Figure 1. L2pB1 cells are a major B1 B cell population in the peritoneal cavity

(A) Peritoneal washout cells from BALB/c mice were stained with anti-B220 (clone RA3-6B2, eBioscience), anti-CD5 (clone 53-7.3, eBioscience) and anti-PD-L2 (clone TY25, eBioscience) and analyzed by flow cytometry. PD-L2 expression on each cell population is shown. L2pB1 cells and L2nB1 cells are highlighted by arrows. Isotype matched control antibody staining is shown as blue in the histograms. (B) A smear of peritoneal washout cells from BXSB mice was stained with anti-CD20 (clone L26, BioCare), anti-PD-L2 (clone TY25, eBioscience) and DAPI, as indicated, and examined by fluorescence microscopy.

Figure 2. Homing of L2pB1 cells after adoptive transfer into RAG2−/−γc−/− mice

Donor B cells (B2 B cells, L2pB1 cells, L2nB1 cells) were sort-purified from BALB/c mice. C57BL/6J-gCKO-Rag2KO (RAG2−/−) mice were used as recipients. Each recipient mouse received 8 × 10⁵ donor B cells through i.v. injection. On day 13 post-transfer, cells were isolated from recipient mice and analyzed by flow cytometry. Donor B cells were identified as IgMa+ B cells and recipient B cells were IgMa-. RAG2−/− mice received no donor B cells were used as negative controls. Wild type C57BL/6J mice (WT) were used as positive controls for proper gating of each cell population. (A) Peritoneal washout cells from recipient mice were stained for B220 and CD5. B1 and B2 cells were gated as B220^lowCD5⁺ and B220^hiCD5⁻ populations respectively (middle panel). After i.v. injection, donor-derived L2pB1 cells (PD-L2⁺IgMa⁺) and L2nB1 cells (PD-L2^-IgMa⁺) were found mostly within the peritoneal B1 cell gate (red arrows). No donor B2 B cells were found in the peritoneum after transfer. (B) Total splenocytes from recipient mice were stained for B220 and CD5. B1 and B2 cells were gated as described above (middle panel). B2 B cells were found mostly in the spleen (red arrow) after transfer.

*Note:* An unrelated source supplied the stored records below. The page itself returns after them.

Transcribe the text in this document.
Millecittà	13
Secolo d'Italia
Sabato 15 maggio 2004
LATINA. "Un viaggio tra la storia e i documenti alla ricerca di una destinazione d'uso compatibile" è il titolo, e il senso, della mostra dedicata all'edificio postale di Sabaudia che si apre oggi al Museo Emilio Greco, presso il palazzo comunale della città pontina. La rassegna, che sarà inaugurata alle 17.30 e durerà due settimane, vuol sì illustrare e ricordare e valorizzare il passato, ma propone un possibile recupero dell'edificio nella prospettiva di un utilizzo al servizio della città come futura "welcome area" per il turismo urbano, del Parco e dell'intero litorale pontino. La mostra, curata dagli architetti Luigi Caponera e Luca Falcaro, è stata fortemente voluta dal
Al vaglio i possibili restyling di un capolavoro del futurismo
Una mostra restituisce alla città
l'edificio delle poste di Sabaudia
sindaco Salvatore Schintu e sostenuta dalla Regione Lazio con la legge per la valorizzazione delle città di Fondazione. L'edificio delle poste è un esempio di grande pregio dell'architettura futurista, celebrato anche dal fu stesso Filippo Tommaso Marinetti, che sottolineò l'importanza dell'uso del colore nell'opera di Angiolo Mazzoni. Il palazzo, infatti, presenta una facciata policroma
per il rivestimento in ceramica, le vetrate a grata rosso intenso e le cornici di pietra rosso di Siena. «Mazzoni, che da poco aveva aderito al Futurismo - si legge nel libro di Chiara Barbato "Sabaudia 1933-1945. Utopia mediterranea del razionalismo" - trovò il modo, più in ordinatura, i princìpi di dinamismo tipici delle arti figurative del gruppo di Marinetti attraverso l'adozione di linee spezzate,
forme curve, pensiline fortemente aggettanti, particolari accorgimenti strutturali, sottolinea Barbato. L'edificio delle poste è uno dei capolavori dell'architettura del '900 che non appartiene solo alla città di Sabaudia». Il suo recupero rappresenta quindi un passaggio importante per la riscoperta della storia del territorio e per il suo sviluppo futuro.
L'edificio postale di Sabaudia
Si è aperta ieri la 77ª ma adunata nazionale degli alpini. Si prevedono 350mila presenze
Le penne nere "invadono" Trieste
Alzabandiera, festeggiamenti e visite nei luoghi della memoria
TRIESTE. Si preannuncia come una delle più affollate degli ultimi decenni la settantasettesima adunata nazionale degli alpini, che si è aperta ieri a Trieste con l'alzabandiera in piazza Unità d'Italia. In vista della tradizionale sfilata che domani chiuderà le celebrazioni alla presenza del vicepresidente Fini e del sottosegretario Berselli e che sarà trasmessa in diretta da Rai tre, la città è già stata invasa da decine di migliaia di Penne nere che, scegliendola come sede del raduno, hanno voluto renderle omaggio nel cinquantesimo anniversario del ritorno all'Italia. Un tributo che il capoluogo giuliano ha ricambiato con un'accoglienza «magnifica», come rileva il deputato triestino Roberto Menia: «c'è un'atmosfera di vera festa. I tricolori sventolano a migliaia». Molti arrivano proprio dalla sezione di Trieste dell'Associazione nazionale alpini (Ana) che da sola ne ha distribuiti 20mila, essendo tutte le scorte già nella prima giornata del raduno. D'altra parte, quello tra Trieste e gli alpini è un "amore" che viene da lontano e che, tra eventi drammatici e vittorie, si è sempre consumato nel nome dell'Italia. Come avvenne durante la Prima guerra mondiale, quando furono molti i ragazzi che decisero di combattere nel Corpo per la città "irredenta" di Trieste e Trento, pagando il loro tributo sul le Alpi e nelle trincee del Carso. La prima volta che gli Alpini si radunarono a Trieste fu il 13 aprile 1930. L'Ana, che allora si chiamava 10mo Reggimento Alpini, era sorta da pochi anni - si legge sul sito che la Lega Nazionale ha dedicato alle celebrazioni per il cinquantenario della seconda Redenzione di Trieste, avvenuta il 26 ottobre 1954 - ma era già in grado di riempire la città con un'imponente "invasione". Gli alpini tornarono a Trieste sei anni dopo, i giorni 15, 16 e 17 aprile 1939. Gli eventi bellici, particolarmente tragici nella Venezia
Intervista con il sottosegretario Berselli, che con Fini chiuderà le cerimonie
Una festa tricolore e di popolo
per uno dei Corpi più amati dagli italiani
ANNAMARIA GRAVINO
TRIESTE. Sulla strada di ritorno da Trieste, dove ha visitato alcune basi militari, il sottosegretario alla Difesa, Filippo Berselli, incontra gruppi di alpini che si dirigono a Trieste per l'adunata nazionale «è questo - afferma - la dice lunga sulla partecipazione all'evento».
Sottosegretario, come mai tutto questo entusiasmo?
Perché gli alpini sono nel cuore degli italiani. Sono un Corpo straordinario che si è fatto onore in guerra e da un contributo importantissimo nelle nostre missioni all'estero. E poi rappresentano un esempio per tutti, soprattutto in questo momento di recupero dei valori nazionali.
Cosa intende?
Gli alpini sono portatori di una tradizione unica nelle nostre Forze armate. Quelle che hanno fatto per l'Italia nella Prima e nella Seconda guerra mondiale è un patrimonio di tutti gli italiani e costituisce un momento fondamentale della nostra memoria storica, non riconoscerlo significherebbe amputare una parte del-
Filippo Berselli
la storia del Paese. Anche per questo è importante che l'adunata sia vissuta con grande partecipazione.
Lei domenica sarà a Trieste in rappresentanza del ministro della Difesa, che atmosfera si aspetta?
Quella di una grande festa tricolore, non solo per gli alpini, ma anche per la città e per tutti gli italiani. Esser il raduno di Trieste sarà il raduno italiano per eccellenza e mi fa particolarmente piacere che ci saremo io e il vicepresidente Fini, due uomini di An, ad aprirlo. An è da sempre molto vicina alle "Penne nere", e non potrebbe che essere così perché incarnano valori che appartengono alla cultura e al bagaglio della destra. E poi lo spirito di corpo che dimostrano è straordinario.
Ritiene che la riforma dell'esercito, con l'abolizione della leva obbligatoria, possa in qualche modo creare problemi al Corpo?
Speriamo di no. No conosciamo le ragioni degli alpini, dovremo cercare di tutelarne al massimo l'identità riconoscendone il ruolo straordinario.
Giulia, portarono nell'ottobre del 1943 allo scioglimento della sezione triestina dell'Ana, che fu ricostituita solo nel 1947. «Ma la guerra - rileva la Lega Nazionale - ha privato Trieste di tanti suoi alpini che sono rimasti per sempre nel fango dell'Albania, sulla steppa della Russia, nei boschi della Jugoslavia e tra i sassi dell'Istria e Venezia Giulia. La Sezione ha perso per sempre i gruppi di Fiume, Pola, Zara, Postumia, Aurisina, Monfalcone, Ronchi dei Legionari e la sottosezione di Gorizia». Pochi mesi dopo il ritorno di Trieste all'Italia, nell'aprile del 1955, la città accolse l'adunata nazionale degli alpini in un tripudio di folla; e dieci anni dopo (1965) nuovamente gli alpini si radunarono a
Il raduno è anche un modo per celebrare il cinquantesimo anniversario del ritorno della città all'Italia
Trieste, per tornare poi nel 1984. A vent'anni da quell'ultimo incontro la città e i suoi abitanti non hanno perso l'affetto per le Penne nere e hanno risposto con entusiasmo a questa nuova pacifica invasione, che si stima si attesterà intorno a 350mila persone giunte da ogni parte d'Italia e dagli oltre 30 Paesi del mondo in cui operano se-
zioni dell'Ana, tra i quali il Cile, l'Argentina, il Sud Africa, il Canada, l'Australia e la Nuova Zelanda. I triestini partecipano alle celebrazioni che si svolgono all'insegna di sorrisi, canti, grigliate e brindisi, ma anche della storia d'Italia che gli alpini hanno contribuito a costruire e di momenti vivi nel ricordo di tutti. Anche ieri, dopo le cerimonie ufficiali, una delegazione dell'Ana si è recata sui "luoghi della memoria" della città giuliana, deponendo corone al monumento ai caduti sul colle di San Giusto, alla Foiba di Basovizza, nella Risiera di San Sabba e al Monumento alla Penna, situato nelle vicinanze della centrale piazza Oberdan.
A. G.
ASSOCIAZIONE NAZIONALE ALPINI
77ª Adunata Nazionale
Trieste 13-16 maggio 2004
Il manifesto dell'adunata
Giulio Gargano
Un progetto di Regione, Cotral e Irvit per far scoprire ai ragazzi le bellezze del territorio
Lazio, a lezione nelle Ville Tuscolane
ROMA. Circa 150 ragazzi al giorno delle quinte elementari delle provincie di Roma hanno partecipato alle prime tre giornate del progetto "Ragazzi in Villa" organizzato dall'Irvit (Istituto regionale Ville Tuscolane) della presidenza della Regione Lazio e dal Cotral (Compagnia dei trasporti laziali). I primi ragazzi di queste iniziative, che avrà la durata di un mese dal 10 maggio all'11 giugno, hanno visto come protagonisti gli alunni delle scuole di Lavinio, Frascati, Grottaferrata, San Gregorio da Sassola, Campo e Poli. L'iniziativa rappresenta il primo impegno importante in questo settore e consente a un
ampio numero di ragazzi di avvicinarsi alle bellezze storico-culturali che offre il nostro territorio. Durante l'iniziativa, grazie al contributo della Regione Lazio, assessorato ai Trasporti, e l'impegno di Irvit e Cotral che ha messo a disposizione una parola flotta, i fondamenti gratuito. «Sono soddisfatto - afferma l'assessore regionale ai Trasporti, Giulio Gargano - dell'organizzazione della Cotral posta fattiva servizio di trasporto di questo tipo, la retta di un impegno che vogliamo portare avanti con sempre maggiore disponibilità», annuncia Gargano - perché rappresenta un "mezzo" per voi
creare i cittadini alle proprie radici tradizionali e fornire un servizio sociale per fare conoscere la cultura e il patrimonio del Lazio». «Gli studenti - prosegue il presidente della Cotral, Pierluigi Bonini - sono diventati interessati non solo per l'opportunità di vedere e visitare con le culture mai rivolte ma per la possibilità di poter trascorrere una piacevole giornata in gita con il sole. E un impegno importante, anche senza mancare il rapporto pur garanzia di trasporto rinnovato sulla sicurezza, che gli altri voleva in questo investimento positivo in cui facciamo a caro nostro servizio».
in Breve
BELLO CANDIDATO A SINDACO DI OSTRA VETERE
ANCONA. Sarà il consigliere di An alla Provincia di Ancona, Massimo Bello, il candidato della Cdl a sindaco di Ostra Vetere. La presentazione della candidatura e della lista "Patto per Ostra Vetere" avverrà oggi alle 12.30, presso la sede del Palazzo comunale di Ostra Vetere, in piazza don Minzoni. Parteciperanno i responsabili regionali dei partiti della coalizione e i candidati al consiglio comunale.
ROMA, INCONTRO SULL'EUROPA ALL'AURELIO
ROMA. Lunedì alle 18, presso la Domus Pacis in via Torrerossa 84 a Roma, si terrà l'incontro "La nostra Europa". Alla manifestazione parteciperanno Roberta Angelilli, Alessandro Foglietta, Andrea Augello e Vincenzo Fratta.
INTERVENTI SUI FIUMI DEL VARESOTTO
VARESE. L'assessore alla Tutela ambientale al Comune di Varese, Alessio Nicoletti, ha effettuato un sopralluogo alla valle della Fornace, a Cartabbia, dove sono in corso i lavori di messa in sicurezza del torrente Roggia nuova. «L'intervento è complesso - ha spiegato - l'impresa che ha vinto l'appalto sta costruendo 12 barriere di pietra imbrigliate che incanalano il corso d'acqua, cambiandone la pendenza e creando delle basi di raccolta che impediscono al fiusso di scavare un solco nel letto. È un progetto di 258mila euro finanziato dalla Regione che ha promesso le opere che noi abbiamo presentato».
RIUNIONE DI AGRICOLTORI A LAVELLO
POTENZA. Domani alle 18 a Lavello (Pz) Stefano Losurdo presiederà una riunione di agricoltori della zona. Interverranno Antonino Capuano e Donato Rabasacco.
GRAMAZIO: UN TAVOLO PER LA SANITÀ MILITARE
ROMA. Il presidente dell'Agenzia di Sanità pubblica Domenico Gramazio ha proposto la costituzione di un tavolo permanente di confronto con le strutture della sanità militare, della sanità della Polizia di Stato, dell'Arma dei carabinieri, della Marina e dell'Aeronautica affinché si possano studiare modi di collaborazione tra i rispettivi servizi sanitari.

Few L2pB1 and L2nB1 were found in the spleen. (C) Total serum IgM from recipients transferred with various donor B cells (L2+: L2pB1 cells, L2-: L2nB1 cells, B2s: splenic B2 cells) and controls (None: C57BL/6J-gCKO-Rag2KO mice received no donor cells, WT: C57BL/6J wild type mice) were analyzed by ELISA. Mean values of three mice in each group are shown, along with lines indicating standard errors of the means.

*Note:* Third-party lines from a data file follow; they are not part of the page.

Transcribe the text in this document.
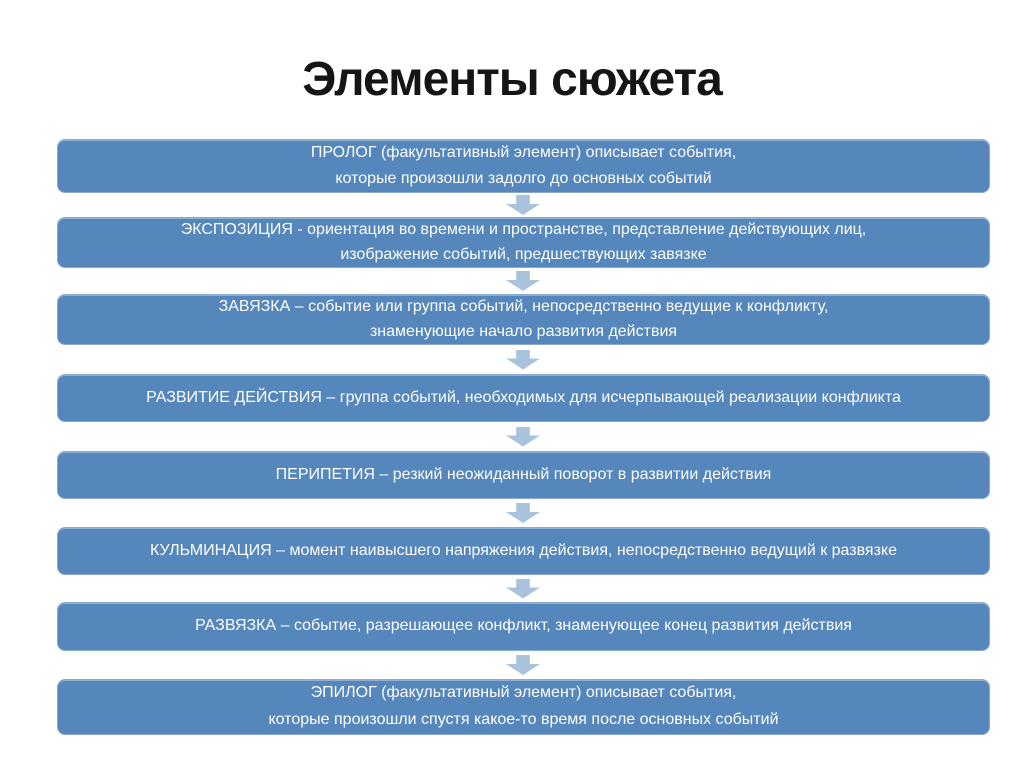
Элементы сюжета
ПРОЛОГ (факультативный элемент) описывает события,
которые произошли задолго до основных событий
ЭКСПОЗИЦИЯ - ориентация во времени и пространстве, представление действующих лиц,
изображение событий, предшествующих завязке
ЗАВЯЗКА – событие или группа событий, непосредственно ведущие к конфликту,
знаменующие начало развития действия
РАЗВИТИЕ ДЕЙСТВИЯ – группа событий, необходимых для исчерпывающей реализации конфликта
ПЕРИПЕТИЯ – резкий неожиданный поворот в развитии действия
КУЛЬМИНАЦИЯ – момент наивысшего напряжения действия, непосредственно ведущий к развязке
РАЗВЯЗКА – событие, разрешающее конфликт, знаменующее конец развития действия
ЭПИЛОГ (факультативный элемент) описывает события,
которые произошли спустя какое-то время после основных событий
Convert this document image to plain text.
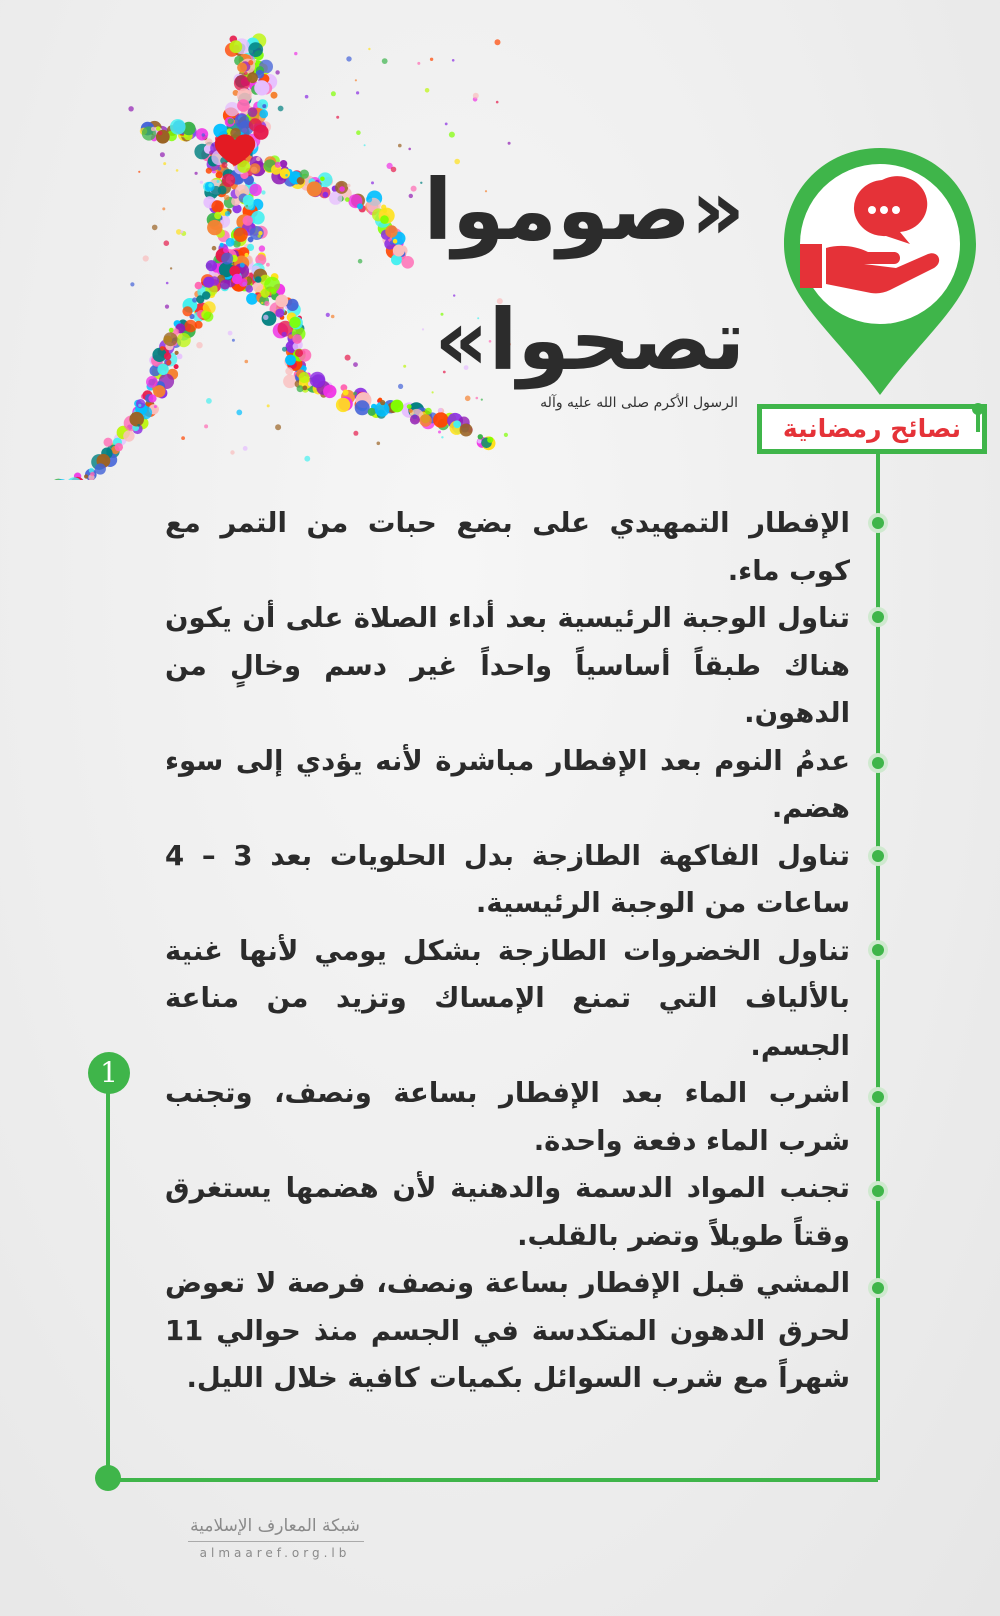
«صوموا
تصحوا»
الرسول الأكرم صلى الله عليه وآله
نصائح رمضانية
الإفطار التمهيدي على بضع حبات من التمر مع كوب ماء.
تناول الوجبة الرئيسية بعد أداء الصلاة على أن يكون هناك طبقاً أساسياً واحداً غير دسم وخالٍ من الدهون.
عدمُ النوم بعد الإفطار مباشرة لأنه يؤدي إلى سوء هضم.
تناول الفاكهة الطازجة بدل الحلويات بعد 3 – 4 ساعات من الوجبة الرئيسية.
تناول الخضروات الطازجة بشكل يومي لأنها غنية بالألياف التي تمنع الإمساك وتزيد من مناعة الجسم.
اشرب الماء بعد الإفطار بساعة ونصف، وتجنب شرب الماء دفعة واحدة.
تجنب المواد الدسمة والدهنية لأن هضمها يستغرق وقتاً طويلاً وتضر بالقلب.
المشي قبل الإفطار بساعة ونصف، فرصة لا تعوض لحرق الدهون المتكدسة في الجسم منذ حوالي 11 شهراً مع شرب السوائل بكميات كافية خلال الليل.
1
شبكة المعارف الإسلامية
almaaref.org.lb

Figure 3. Potential roles of L2pB1 cells in autoimmunity

Immunity and autoimmunity may represent two sides of the same L2pB1 coin. On one hand, L2pB1 cells can be immune-protective and regulatory. Natural, autoreactive IgM secreted by L2pB1 cells can mask or dispose of self-antigens and thereby prevent immune sensitization and production of pathogenic IgG antibodies. Further, L2pB1 cells can modulate incipient autoimmune responses through engagement of PD-1, expression of FasL, and secretion of IL-10. Conversely, L2pB1 cells can be pathogenic. Broadly reactive IgM secreted by L2pB1 cells provides a first line of defense in acute viral and bacterial infection. However, chronic infection may over-activate L2pB1 cells and provide an opportunity for class-switching and affinity maturation which consequently leads to autoimmunity. L2pB1 cells may stimulate effector T cells and influence naïve T cells to differentiate into pro-inflammatory Th17 and Th1 cells. Thus, whether L2pB1 cells are protective or pathogenic may depend on environmental factors that arise during infection and inflammation.